For best results, everything you need has to be prepared: the space, the pots, the soil, the seeds. I was excited to join him, but plenty of things needed to be prepared. This is teaching me that in the things that we want to accomplish, we have to lay out the foundation.
2. Stay hopeful and optimistic
You have to start your garden with the belief that they will grow and bear fruit. You cannot go into something with the anticipation of its failure, because that is exactly what you will get. Follow through your optimism with sustained effort . “Conscientiously work at it,” dad says. “Rarely do plants flourish when they are unattended.”
As children my dad brought us up this way: we were nurtured everyday.

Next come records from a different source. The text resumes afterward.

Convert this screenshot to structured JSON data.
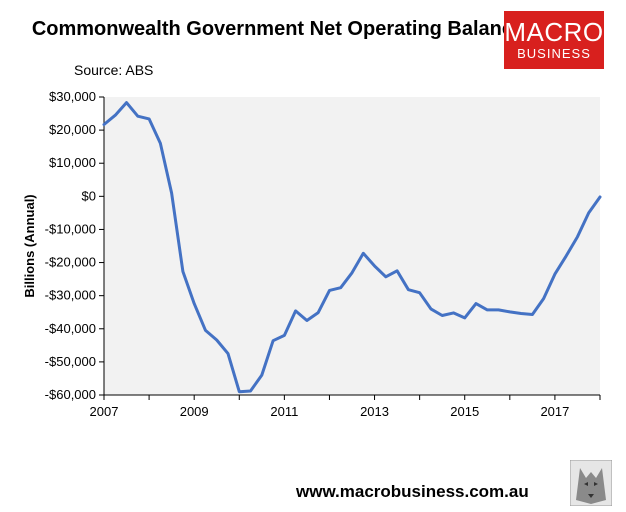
{
  "header": {
    "title": "Commonwealth Government Net Operating Balance",
    "source": "Source: ABS"
  },
  "logo": {
    "line1": "MACRO",
    "line2": "BUSINESS",
    "color": "#d8201e"
  },
  "footer": {
    "url": "www.macrobusiness.com.au"
  },
  "chart_data": {
    "type": "line",
    "title": "Commonwealth Government Net Operating Balance",
    "ylabel": "Billions (Annual)",
    "xlim": [
      2007,
      2018
    ],
    "ylim": [
      -60000,
      30000
    ],
    "yticks": [
      30000,
      20000,
      10000,
      0,
      -10000,
      -20000,
      -30000,
      -40000,
      -50000,
      -60000
    ],
    "ytick_labels": [
      "$30,000",
      "$20,000",
      "$10,000",
      "$0",
      "-$10,000",
      "-$20,000",
      "-$30,000",
      "-$40,000",
      "-$50,000",
      "-$60,000"
    ],
    "xticks": [
      2007,
      2009,
      2011,
      2013,
      2015,
      2017
    ],
    "xtick_labels": [
      "2007",
      "2009",
      "2011",
      "2013",
      "2015",
      "2017"
    ],
    "grid": false,
    "plot_background": "#f2f2f2",
    "series": [
      {
        "color": "#4472c4",
        "points": [
          [
            2007.0,
            21700
          ],
          [
            2007.25,
            24500
          ],
          [
            2007.5,
            28300
          ],
          [
            2007.75,
            24200
          ],
          [
            2008.0,
            23400
          ],
          [
            2008.25,
            16000
          ],
          [
            2008.5,
            1000
          ],
          [
            2008.75,
            -22700
          ],
          [
            2009.0,
            -32400
          ],
          [
            2009.25,
            -40500
          ],
          [
            2009.5,
            -43400
          ],
          [
            2009.75,
            -47500
          ],
          [
            2010.0,
            -59000
          ],
          [
            2010.25,
            -58800
          ],
          [
            2010.5,
            -54000
          ],
          [
            2010.75,
            -43600
          ],
          [
            2011.0,
            -42000
          ],
          [
            2011.25,
            -34600
          ],
          [
            2011.5,
            -37500
          ],
          [
            2011.75,
            -35100
          ],
          [
            2012.0,
            -28400
          ],
          [
            2012.25,
            -27600
          ],
          [
            2012.5,
            -23100
          ],
          [
            2012.75,
            -17200
          ],
          [
            2013.0,
            -21000
          ],
          [
            2013.25,
            -24300
          ],
          [
            2013.5,
            -22500
          ],
          [
            2013.75,
            -28200
          ],
          [
            2014.0,
            -29100
          ],
          [
            2014.25,
            -34000
          ],
          [
            2014.5,
            -36000
          ],
          [
            2014.75,
            -35200
          ],
          [
            2015.0,
            -36700
          ],
          [
            2015.25,
            -32400
          ],
          [
            2015.5,
            -34300
          ],
          [
            2015.75,
            -34300
          ],
          [
            2016.0,
            -34900
          ],
          [
            2016.25,
            -35400
          ],
          [
            2016.5,
            -35700
          ],
          [
            2016.75,
            -30900
          ],
          [
            2017.0,
            -23500
          ],
          [
            2017.25,
            -18000
          ],
          [
            2017.5,
            -12200
          ],
          [
            2017.75,
            -5000
          ],
          [
            2018.0,
            -200
          ]
        ]
      }
    ]
  }
}
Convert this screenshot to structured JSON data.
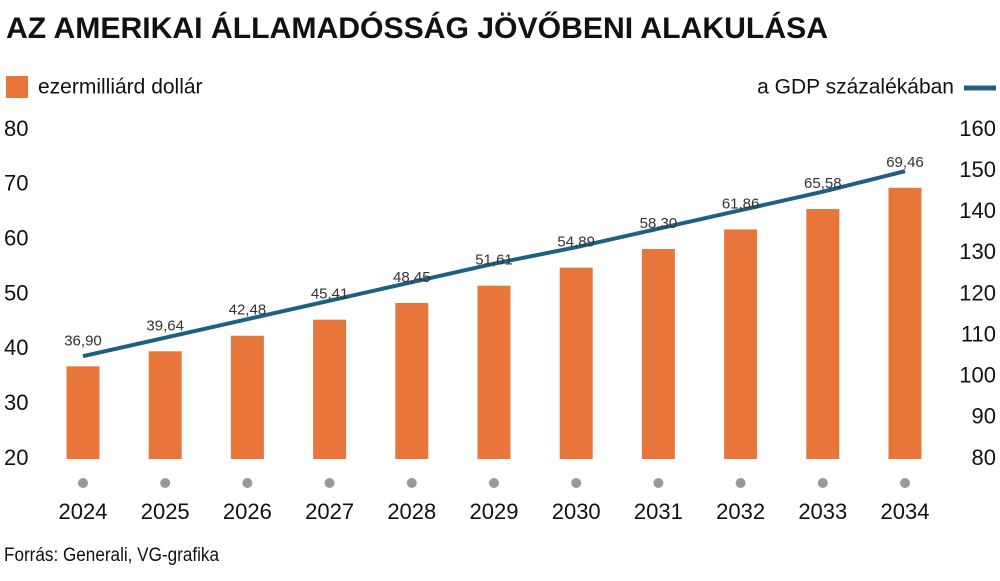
{
  "chart_data": {
    "type": "bar",
    "title": "AZ AMERIKAI ÁLLAMADÓSSÁG JÖVŐBENI ALAKULÁSA",
    "source": "Forrás: Generali, VG-grafika",
    "categories": [
      "2024",
      "2025",
      "2026",
      "2027",
      "2028",
      "2029",
      "2030",
      "2031",
      "2032",
      "2033",
      "2034"
    ],
    "series": [
      {
        "name": "ezermilliárd dollár",
        "type": "bar",
        "color": "#e8763a",
        "values": [
          36.9,
          39.64,
          42.48,
          45.41,
          48.45,
          51.61,
          54.89,
          58.3,
          61.86,
          65.58,
          69.46
        ],
        "value_labels": [
          "36,90",
          "39,64",
          "42,48",
          "45,41",
          "48,45",
          "51,61",
          "54,89",
          "58,30",
          "61,86",
          "65,58",
          "69,46"
        ]
      },
      {
        "name": "a GDP százalékában",
        "type": "line",
        "axis": "y2",
        "color": "#1f5f7f",
        "values": [
          105,
          109.5,
          114,
          118.5,
          123,
          127.5,
          131.5,
          136,
          140.5,
          145,
          150
        ]
      }
    ],
    "ylim": [
      20,
      80
    ],
    "yticks": [
      20,
      30,
      40,
      50,
      60,
      70,
      80
    ],
    "y2lim": [
      80,
      160
    ],
    "y2ticks": [
      80,
      90,
      100,
      110,
      120,
      130,
      140,
      150,
      160
    ]
  }
}
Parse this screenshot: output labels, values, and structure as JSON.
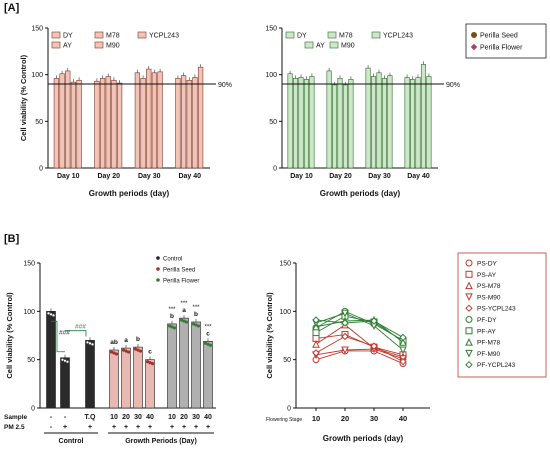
{
  "panels": {
    "A": "[A]",
    "B": "[B]"
  },
  "chart_data": [
    {
      "id": "A-left",
      "type": "bar",
      "ylabel": "Cell viability (% Control)",
      "xlabel": "Growth periods (day)",
      "ylim": [
        0,
        150
      ],
      "yticks": [
        0,
        50,
        100,
        150
      ],
      "categories": [
        "Day 10",
        "Day 20",
        "Day 30",
        "Day 40"
      ],
      "series": [
        {
          "name": "DY",
          "values": [
            96,
            93,
            102,
            96
          ]
        },
        {
          "name": "AY",
          "values": [
            101,
            96,
            96,
            99
          ]
        },
        {
          "name": "M78",
          "values": [
            104,
            98,
            106,
            94
          ]
        },
        {
          "name": "M90",
          "values": [
            92,
            94,
            102,
            97
          ]
        },
        {
          "name": "YCPL243",
          "values": [
            94,
            91,
            103,
            108
          ]
        }
      ],
      "reference_line": {
        "value": 90,
        "label": "90%"
      },
      "color": "#f3c3b5",
      "edge": "#7a3b2e"
    },
    {
      "id": "A-right",
      "type": "bar",
      "ylabel": "",
      "xlabel": "Growth periods (day)",
      "ylim": [
        0,
        150
      ],
      "yticks": [
        0,
        50,
        100,
        150
      ],
      "categories": [
        "Day 10",
        "Day 20",
        "Day 30",
        "Day 40"
      ],
      "series": [
        {
          "name": "DY",
          "values": [
            101,
            104,
            107,
            97
          ]
        },
        {
          "name": "AY",
          "values": [
            96,
            89,
            98,
            95
          ]
        },
        {
          "name": "M78",
          "values": [
            97,
            96,
            102,
            97
          ]
        },
        {
          "name": "M90",
          "values": [
            95,
            89,
            96,
            111
          ]
        },
        {
          "name": "YCPL243",
          "values": [
            98,
            95,
            99,
            98
          ]
        }
      ],
      "reference_line": {
        "value": 90,
        "label": "90%"
      },
      "color": "#cde8c9",
      "edge": "#2f6b2a"
    },
    {
      "id": "A-legend",
      "type": "legend",
      "entries": [
        {
          "name": "Perilla Seed",
          "color": "#7a4a1a"
        },
        {
          "name": "Perilla Flower",
          "color": "#b04060"
        }
      ]
    },
    {
      "id": "B-left",
      "type": "bar",
      "ylabel": "Cell viability (% Control)",
      "xlabel": "Growth Periods (Day)",
      "xlabel_control": "Control",
      "ylim": [
        0,
        150
      ],
      "yticks": [
        0,
        50,
        100,
        150
      ],
      "bars": [
        {
          "sample": "-",
          "pm": "-",
          "value": 100,
          "group": "control",
          "letter": "",
          "stars": ""
        },
        {
          "sample": "-",
          "pm": "+",
          "value": 52,
          "group": "control",
          "letter": "",
          "stars": ""
        },
        {
          "sample": "T.Q",
          "pm": "+",
          "value": 70,
          "group": "control",
          "letter": "",
          "stars": ""
        },
        {
          "sample": "10",
          "pm": "+",
          "value": 60,
          "group": "seed",
          "letter": "ab",
          "stars": ""
        },
        {
          "sample": "20",
          "pm": "+",
          "value": 62,
          "group": "seed",
          "letter": "a",
          "stars": ""
        },
        {
          "sample": "30",
          "pm": "+",
          "value": 63,
          "group": "seed",
          "letter": "b",
          "stars": ""
        },
        {
          "sample": "40",
          "pm": "+",
          "value": 50,
          "group": "seed",
          "letter": "c",
          "stars": ""
        },
        {
          "sample": "10",
          "pm": "+",
          "value": 87,
          "group": "flower",
          "letter": "b",
          "stars": "***"
        },
        {
          "sample": "20",
          "pm": "+",
          "value": 93,
          "group": "flower",
          "letter": "a",
          "stars": "***"
        },
        {
          "sample": "30",
          "pm": "+",
          "value": 89,
          "group": "flower",
          "letter": "b",
          "stars": "***"
        },
        {
          "sample": "40",
          "pm": "+",
          "value": 69,
          "group": "flower",
          "letter": "c",
          "stars": "***"
        }
      ],
      "row_labels": [
        "Sample",
        "PM 2.5"
      ],
      "significance": [
        "###",
        "###"
      ],
      "legend": [
        {
          "name": "Control",
          "color": "#222222"
        },
        {
          "name": "Perilla Seed",
          "color": "#a0332a"
        },
        {
          "name": "Perilla Flower",
          "color": "#3a7a35"
        }
      ]
    },
    {
      "id": "B-right",
      "type": "line",
      "ylabel": "Cell viability (% Control)",
      "xlabel": "Growth periods (day)",
      "x_prefix_label": "Flowering Stage",
      "x": [
        10,
        20,
        30,
        40
      ],
      "ylim": [
        0,
        150
      ],
      "yticks": [
        0,
        50,
        100,
        150
      ],
      "series": [
        {
          "name": "PS-DY",
          "values": [
            50,
            59,
            59,
            46
          ],
          "color": "#c0392b",
          "marker": "circle"
        },
        {
          "name": "PS-AY",
          "values": [
            72,
            76,
            63,
            55
          ],
          "color": "#c0392b",
          "marker": "square"
        },
        {
          "name": "PS-M78",
          "values": [
            66,
            86,
            62,
            53
          ],
          "color": "#c0392b",
          "marker": "triangle"
        },
        {
          "name": "PS-M90",
          "values": [
            55,
            60,
            61,
            51
          ],
          "color": "#c0392b",
          "marker": "tridown"
        },
        {
          "name": "PS-YCPL243",
          "values": [
            57,
            74,
            64,
            48
          ],
          "color": "#c0392b",
          "marker": "diamond"
        },
        {
          "name": "PF-DY",
          "values": [
            83,
            100,
            87,
            70
          ],
          "color": "#2e7d32",
          "marker": "circle"
        },
        {
          "name": "PF-AY",
          "values": [
            78,
            95,
            89,
            69
          ],
          "color": "#2e7d32",
          "marker": "square"
        },
        {
          "name": "PF-M78",
          "values": [
            84,
            90,
            91,
            68
          ],
          "color": "#2e7d32",
          "marker": "triangle"
        },
        {
          "name": "PF-M90",
          "values": [
            88,
            98,
            85,
            60
          ],
          "color": "#2e7d32",
          "marker": "tridown"
        },
        {
          "name": "PF-YCPL243",
          "values": [
            91,
            88,
            90,
            73
          ],
          "color": "#2e7d32",
          "marker": "diamond"
        }
      ]
    }
  ]
}
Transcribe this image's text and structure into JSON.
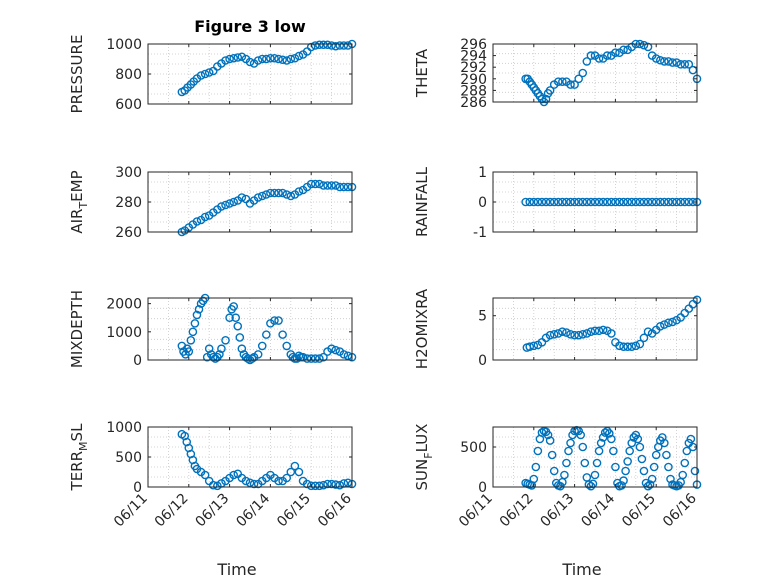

He believes in us so much, definitely more than we believe in ourselves sometimes.
3. Breakthroughs happen when we are ready
Watering the plants one day, I observed that even when the seeds were planted in the same soil at the same time, they still grew at different paces. We’re kind of like that, except for we were not “planted” under the same conditions as anyone else on this planet. Even then, we expect to abide by arbitrary timelines and get disappointed at ourselves when we’re behind when there is no such thing.
Dad always reminds me that ” Umay to.” (“it will come”, in Ilocano), when I would rant to him, being impatient for whatever it is that I would be concerned about at the moment: my graduation, finding a fulfilling and rewarding career, meeting the love of my life. We are all growing at our own time and the next step naturally arrives when we are ready.
4. Take Action
In your diligent effort supporting your plants, your observation skills are heightened. I’ve learned to check for worms, the dampness or dryness of the soil, their exposure to the sun and wind. Tackle these problems head on, to prevent more damage in the future. More importantly, take action to honor the work you have already put on before, to honor your vision.
Dad is the most hardworking and consistent person I know. He taught my brothers and I these values by showing us everyday. He is always moving, always taking action. So in his house, awan ti ag sadut-sadut (laziness is prohibited). But…
5. Embrace Solitude and Quiet Time
My dad is sort of an active meditator: his meditation comes in the form of sports and working out ( he is a marathoner, ultra-marathoner, and duathlete! ). I meditate with stillness and breathing. I guess even then, I understand him because my mind relaxes when I make things with my hands.
Gardening is a combination of both action and stillness. We dig our hands in the soil, exposed to the sun, the rain, and the wind. We divide the tasks: dad doing the work requiring more muscle, I do work requiring more of a fine, gentle touch. We work alongside each other, not really speaking much of the time. We are in our own meditative state, while still bonding and sharing energy with one another in the same space.
With staying home still the best option in staying safe from Covid, embracing the pause and tuning into stillness in the midst of a noisy chaotic world will only serve us. There is so much magic going on in our normal lives and all the busyness can keep us from seeing it. The quiet helps put so much in perspective.
Gardening is so parallel with Life. We hope that you find value in the lessons we’ve shared–be it with starting your own garden or with “watering” your life.
We are sending you and your Papas so much love today on Fathers’ Day!